Come spesso succede nell’importazione italiana delle mode estere, proprio mentre in Usa si mette in forte discussione la pratica, noi iniziamo a usarla, e a usarla male. Un esempio sono quelli eccessivamente vaghi «TW: omofobia» oppure «Trigger warning: femminicidio». Viene da chiedersi come possano essere realmente utili avvisi di questo tipo; omofobia non è una parola discriminatoria di per sé, né violenta o traumatizzante, e potrebbe fare riferimento a una miriade di comportamenti diversi – dall’insulto verbale alla discriminazione sul lavoro. Discorso simile si può fare per femminicidio: ci sono tanti modi per parlarne, dalla semplice notizia “Un’altra donna è stata uccisa” fino al racconto dettagliato del delitto.
A rafforzare l’idea che la pratica del trigger warning venga impiegata con poca riflessione vi è il fatto che spesso viene inserito subito prima della frase o della parola “triggerante”, vanificando di fatto il suo intento, cioè quello di evitare la lettura del contenuto sensibile. Paradossalmente il grilletto della pistola, autore dei gravi traumi da cui sono partiti gli studi sul PTSD, non è mai preso in considerazione: non si trovano mai tw su articoli che raffigurano immagini di armi da fuoco, né si viene avvisati all’inizio di un film se ci saranno rumori di sparo o di fuochi d’artificio. Risulta invece curioso, nonché preoccupante, che gli argomenti interessati siano quelli considerati scomodi a livello sociale e politico: femminicidio, omotransfobia, droga, disturbi alimentari, razzismo.

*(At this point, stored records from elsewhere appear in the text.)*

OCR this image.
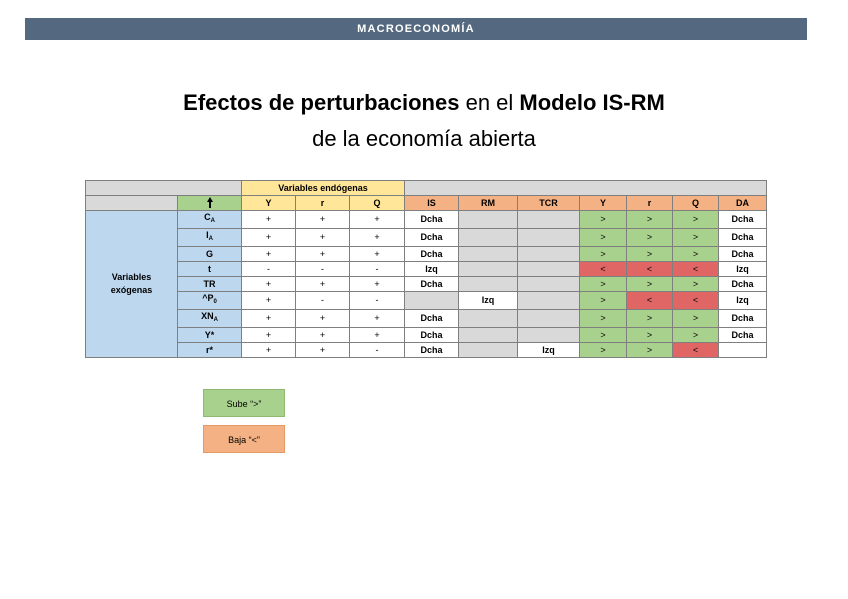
MACROECONOMÍA
Efectos de perturbaciones en el Modelo IS-RM
de la economía abierta
		Variables endógenas									
		Y	r	Q	IS	RM	TCR	Y	r	Q	DA

Variables
exógenas	$C_A$	+	+	+	Dcha			>	>	>	Dcha
	$I_A$	+	+	+	Dcha			>	>	>	Dcha
	G	+	+	+	Dcha			>	>	>	Dcha
	t	-	-	-	Izq			<	<	<	Izq
	TR	+	+	+	Dcha			>	>	>	Dcha
	$\^{}P_0$	+	-	-		Izq		>	<	<	Izq
	$XN_A$	+	+	+	Dcha			>	>	>	Dcha
	Y*	+	+	+	Dcha			>	>	>	Dcha
	r*	+	+	-	Dcha		Izq	>	>	<	
Sube “>”
Baja “<”
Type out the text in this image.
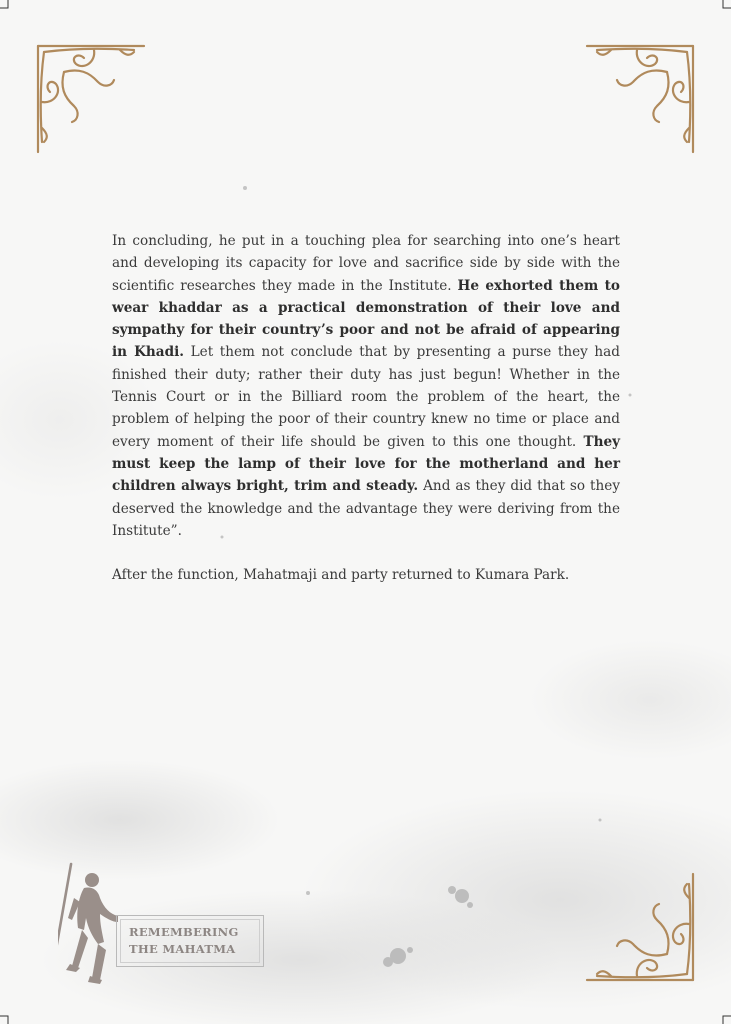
In concluding, he put in a touching plea for searching into one’s heart and developing its capacity for love and sacrifice side by side with the scientific researches they made in the Institute. He exhorted them to wear khaddar as a practical demonstration of their love and sympathy for their country’s poor and not be afraid of appearing in Khadi. Let them not conclude that by presenting a purse they had finished their duty; rather their duty has just begun! Whether in the Tennis Court or in the Billiard room the problem of the heart, the problem of helping the poor of their country knew no time or place and every moment of their life should be given to this one thought. They must keep the lamp of their love for the motherland and her children always bright, trim and steady. And as they did that so they deserved the knowledge and the advantage they were deriving from the Institute”.

After the function, Mahatmaji and party returned to Kumara Park.

REMEMBERING
THE MAHATMA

La tendenza, soprattutto sui social network, ad anteporre trigger warning a questi argomenti, può rivelarsi quindi dannosa per l’emotività di molte persone, e contemporaneamente allontanare dal quotidiano quegli stessi argomenti di cui vogliamo che si parli. Alessia Dulbecco, pedagogista, scrive che questa abitudine «alimenta l’incomunicabilità attraverso la percezione che certi argomenti siano “tabù” e pertanto contribuendo a rimuoverli dal discorso collettivo.»Sarebbe quindi opportuno evitare l’impiego smisurato e poco ragionato del trigger warning, fermandosi invece a riflettere se il linguaggio usato nel proprio contenuto sia opportuno rispetto al luogo in cui ci si trova. Se sto per guardare un film di guerra, ad esempio, mi aspetto che ci saranno spari e forse anche sangue; se invece sto seguendo una lezione sul colonialismo mi aspetto di trovare una terminologia razzista, ma non certo di vedere immagini di corpi straziati. Chiedersi se e quanto è necessario usare un determinato linguaggio – di parole e visivo – sarà molto più utile che marcare con un’etichetta tabù il primo post istintivo che ci viene in mente di fare.